Georgia Exhibits Student Curator: Sidonia Serafini
Mutiny on behalf of female prisoners, a hungry Georgia resident jailed for stealing a chicken, a woman flogged for refusing sexual advances. These are some of the stories that Sidonia Serafini, a doctoral student in English at the University of Georgia, explored in roughly 100 hours of curating materials for “The New South and the New Slavery.”
The exhibit is part of the new online site, Georgia Exhibits, a partnership of the Digital Library of Georgia and the New Georgia Encyclopedia. It grew out of a physical exhibit that she curated for the Hargrett Special Collections Library in 2018. “Curating the digital exhibit allowed me the time to further investigate stories about Georgia’s carceral systems that I highlighted in the Hargrett exhibit, but about which I still had many questions,” she said.

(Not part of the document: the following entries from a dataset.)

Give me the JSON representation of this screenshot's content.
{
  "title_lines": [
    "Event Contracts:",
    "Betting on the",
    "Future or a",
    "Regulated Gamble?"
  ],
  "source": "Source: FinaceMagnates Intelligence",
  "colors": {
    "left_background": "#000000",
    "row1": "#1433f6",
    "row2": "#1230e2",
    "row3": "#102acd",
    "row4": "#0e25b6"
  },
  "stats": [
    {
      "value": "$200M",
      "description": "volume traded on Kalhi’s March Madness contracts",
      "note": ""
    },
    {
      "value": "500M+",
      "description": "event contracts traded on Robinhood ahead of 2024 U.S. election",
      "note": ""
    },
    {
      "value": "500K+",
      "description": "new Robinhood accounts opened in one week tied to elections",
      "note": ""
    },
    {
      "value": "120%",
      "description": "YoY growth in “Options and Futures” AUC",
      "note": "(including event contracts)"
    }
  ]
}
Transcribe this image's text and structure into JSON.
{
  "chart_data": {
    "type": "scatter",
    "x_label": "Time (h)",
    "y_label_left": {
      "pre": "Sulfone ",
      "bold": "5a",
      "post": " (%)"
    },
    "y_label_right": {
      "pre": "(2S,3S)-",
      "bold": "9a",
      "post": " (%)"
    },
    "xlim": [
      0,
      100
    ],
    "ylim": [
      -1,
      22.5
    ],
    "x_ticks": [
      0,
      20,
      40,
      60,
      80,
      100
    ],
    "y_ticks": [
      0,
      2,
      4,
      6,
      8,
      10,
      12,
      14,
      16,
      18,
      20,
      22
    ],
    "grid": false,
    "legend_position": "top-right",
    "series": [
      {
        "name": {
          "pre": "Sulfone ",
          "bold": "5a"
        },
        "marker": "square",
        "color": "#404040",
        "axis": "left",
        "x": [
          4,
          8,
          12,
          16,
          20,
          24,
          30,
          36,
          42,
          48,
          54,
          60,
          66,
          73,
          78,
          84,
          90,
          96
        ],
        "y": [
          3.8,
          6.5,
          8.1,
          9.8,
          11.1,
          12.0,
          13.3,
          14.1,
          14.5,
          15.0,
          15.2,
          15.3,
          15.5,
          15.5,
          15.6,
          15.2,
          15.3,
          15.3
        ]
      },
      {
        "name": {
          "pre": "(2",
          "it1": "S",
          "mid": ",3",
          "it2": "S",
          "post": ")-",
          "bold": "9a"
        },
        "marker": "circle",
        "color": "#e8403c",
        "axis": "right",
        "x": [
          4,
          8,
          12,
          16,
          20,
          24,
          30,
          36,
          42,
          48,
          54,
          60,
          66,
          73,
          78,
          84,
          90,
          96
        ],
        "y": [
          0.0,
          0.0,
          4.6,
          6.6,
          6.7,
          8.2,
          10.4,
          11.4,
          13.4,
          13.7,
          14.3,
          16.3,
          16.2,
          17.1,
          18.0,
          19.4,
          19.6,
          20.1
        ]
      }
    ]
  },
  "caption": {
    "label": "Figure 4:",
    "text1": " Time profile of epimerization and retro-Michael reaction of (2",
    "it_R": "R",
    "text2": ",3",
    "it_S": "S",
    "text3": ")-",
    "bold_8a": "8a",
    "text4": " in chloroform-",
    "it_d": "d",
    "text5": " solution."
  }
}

One of these gray areas was the fate of children whose parents were victims of the convict lease and chain gang systems. Another was the story of Martha Bass Holsey, an African American upholsterer from Athens, who reached across racial barriers to establish an orphanage and a daycare for working Black families.
The new exhibit dives deeper into this research while also expanding on the afterlives of these systems, namely mass incarceration and Georgia’s privatized prisons.
“As anyone who has spent time steeped in the archives understands, one of the excitements of this kind of research is that, in searching for one story, you are often led to another,” Serafini said.
Although there are still gaps to fill about the history of convict labor in Georgia, Serafini hopes that continued conversations, chance discoveries, and the addition of newly digitized records will further pull back the veil of untold Black history in Athens and elsewhere in the state.